Vice President Hubert H. Humphrey’s Oct. 21 visit prompts these questions:
How many United States presidents have visited in Provo and Utah County? How many vice presidents?
We’re not so sure about the vice presidents. Richard Nixon was here for a speech at Brigham Young University Oct. 17, 1958 while he was vice president to Pres. Dwight Eisenhower. But we have no other records at our immediate disposal on vice presidential visits.
As for presidents, at least four have been here — and one made two visits while president and two others earlier in his career. Can you name the four?
For the record on the first three presidents to come here we had the help of the late A. Will Jones, unofficial Provo historian who kept scrapbooks on such things. His clippings showed that:
-President Benjamin Harrison was in Provo and spoke from a railroad platform May 9, 1891.
-President William Howard Taft spoke to a capacity crowd at the Provo Tabernacle Sept. 24, 1909.
-President-Elect Herbert Hoover made a railroad platform appearance here Nov. 4, 1928. You notice that we referred to Hoover as president-elect. His Provo speech came just two days before he was elected president.
All three of these presidents were Republican. The fourth to come here tried hard to even the score party-wise. For Democratic President Harry S. Truman made two visits as president and two prior to the events that catapulted him into the president’s chair.inflatable climb wall
HST first came to Utah County when the Geneva Steel Plant was under construction and he inspected Geneva again after it was completed. He came as chairman of the Senate “watchdog” committee investigating national defense expenditures.
Later Truman was elected vice president to President Franklin D. Roosevelt and FDR’s death early in his fourth term put the man from Missouri in the White House.

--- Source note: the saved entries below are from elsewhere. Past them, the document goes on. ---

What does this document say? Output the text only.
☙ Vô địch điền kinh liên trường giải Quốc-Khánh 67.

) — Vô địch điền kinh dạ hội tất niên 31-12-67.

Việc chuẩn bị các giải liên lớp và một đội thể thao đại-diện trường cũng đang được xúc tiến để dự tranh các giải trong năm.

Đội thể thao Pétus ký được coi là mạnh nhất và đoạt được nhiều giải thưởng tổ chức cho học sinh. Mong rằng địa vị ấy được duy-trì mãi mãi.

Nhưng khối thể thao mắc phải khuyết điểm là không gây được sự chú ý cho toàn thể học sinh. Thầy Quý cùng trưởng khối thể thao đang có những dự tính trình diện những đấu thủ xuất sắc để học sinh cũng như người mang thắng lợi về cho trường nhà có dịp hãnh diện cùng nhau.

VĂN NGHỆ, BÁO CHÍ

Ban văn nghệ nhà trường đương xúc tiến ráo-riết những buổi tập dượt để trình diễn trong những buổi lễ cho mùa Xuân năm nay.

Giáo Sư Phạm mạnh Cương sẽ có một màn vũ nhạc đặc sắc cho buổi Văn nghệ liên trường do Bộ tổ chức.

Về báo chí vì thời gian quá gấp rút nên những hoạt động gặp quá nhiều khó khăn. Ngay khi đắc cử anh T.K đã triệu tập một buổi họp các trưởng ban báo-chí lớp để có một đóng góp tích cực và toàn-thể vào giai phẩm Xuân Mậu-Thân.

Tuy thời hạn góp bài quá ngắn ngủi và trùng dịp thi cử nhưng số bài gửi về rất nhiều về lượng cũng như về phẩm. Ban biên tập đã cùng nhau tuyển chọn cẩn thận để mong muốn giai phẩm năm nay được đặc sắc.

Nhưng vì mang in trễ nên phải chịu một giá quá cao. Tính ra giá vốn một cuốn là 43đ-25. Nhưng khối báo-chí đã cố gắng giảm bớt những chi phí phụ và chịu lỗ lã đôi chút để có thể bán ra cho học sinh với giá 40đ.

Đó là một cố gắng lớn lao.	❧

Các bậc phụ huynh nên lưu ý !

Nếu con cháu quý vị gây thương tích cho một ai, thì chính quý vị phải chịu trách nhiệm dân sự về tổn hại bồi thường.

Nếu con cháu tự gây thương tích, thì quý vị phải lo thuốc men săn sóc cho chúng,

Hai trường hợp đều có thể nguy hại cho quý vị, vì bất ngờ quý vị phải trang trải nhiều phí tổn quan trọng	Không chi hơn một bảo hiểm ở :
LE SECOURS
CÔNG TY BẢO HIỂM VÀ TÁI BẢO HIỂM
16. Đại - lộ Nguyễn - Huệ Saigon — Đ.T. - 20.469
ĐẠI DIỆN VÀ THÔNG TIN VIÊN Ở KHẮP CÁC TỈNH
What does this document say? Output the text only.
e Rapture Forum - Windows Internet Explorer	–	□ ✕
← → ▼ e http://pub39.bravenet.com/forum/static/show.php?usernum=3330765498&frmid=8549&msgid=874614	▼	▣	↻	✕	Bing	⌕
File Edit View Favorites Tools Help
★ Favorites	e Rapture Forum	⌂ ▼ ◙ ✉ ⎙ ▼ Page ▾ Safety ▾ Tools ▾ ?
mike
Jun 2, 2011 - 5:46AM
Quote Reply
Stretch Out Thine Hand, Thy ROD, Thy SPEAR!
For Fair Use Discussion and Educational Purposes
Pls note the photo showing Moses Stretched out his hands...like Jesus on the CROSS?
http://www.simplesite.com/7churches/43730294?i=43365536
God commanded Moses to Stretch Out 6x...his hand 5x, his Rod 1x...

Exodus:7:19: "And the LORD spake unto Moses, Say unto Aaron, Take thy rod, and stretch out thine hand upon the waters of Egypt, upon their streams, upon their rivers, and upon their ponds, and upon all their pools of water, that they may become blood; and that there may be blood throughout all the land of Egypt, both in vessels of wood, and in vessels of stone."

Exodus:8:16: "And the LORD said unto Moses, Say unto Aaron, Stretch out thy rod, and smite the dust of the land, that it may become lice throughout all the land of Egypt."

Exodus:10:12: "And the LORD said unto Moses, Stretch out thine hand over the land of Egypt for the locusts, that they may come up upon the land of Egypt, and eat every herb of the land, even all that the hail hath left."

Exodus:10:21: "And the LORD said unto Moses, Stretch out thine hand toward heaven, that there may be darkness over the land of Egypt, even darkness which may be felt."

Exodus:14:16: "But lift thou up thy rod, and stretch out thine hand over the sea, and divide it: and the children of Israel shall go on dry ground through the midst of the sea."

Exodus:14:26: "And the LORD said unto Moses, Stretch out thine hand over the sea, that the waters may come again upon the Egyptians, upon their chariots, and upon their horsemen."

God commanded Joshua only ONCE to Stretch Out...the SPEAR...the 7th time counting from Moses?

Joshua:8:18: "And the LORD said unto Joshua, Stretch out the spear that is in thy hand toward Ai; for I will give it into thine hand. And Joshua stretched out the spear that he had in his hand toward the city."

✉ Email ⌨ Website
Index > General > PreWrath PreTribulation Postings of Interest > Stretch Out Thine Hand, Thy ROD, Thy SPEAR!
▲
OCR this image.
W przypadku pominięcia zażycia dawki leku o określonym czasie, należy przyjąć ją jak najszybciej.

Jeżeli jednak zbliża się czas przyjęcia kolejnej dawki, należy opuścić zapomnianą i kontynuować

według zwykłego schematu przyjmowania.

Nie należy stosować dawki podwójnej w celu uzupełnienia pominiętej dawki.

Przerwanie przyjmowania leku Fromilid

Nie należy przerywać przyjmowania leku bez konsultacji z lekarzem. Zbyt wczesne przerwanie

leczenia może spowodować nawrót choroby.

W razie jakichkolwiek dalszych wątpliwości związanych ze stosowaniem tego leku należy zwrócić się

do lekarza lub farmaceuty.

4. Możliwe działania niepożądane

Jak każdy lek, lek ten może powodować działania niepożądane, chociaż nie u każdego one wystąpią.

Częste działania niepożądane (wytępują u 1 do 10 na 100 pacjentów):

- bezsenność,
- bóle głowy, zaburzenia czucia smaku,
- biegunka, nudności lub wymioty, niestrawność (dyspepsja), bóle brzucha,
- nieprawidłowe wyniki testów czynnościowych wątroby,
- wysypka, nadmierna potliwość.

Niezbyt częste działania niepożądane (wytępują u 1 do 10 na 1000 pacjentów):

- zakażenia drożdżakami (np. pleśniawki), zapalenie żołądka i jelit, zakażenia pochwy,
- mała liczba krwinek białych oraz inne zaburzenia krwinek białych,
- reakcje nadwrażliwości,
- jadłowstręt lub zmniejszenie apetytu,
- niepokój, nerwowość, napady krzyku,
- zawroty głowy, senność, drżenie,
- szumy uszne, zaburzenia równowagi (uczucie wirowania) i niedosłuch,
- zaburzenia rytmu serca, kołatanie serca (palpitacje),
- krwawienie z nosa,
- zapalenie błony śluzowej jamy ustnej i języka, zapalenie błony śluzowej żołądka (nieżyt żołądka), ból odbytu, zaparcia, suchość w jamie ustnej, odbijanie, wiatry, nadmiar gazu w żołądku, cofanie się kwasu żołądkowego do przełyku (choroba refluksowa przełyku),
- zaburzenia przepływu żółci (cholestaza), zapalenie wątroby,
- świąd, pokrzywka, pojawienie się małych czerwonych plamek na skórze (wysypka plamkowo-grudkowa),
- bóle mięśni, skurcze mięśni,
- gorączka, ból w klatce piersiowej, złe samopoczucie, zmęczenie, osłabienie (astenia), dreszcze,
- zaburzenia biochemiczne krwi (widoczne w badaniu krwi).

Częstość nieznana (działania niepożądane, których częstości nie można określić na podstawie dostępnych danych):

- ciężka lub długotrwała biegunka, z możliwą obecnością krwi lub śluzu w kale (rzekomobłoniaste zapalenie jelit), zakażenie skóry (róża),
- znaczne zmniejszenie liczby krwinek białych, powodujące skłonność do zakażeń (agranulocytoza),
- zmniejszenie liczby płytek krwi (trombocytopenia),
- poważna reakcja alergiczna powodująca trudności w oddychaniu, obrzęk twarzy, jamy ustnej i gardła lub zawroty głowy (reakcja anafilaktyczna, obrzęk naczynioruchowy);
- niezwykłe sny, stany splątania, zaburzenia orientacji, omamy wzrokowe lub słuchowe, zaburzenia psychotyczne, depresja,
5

Truman finished off the term and was campaigning for a four-year term in his own right when he made railroad platform stops in Springville, Provo and American Fork Sept. 21, 1948. Both his wife Belle and daughter Margaret were with him. On the platform during his speeches were Gov. Herbert B. Maw and Reva Beck Bosone.(The latter introduced him at Provo.) Mrs. Norma Giles, county Democratic Party vice president, presented the president with a flower-bedecked key to the county and the Downtown Coaches gave him an ash tray from Geneva’s “first cast” of steel.
The Democratic president’s second Provo appearance came Oct. 6. 1952 when he delivered a “gloves off” policy speech “to the youth of the nation” before 12,000 persons at the old BYU Stadium.
On the stand that day were, among others, Rep. Walter Granger, Demo nominee for U. S. Senator; President David O. McKay of the LDS Church; Mayor Earl J. Glade of Salt Lake City, Democratic nominee for governor; Dr. Ernest L. Wilkinson, BYU president who introduced the speaker; and Ernest Dean, county Democratic chairman.
A Herald reporter tried to get an Interview with Margaret Truman but the president’s daughter refused gently but firmly with a simple statement, “No interviews, please.”
Nixon, who at least can be referred to as the first vice president to visit Provo “in modern times,” spoke before a hanging-from-the-rafters audience of 13,000 people at the BYU Fieldhouse in his 1958 visit. Speaking on foreign policy he declared that ”a firm policy means peace; a weak diplomacy means war.” With Nixon were his wife Pat, Sen. A. V. Watkins (R-Utah), Gov. George D. Clyde, and others.
Dr. Wilkinson introduced the Republican vice president, a function he had performed earlier for a Democratic president.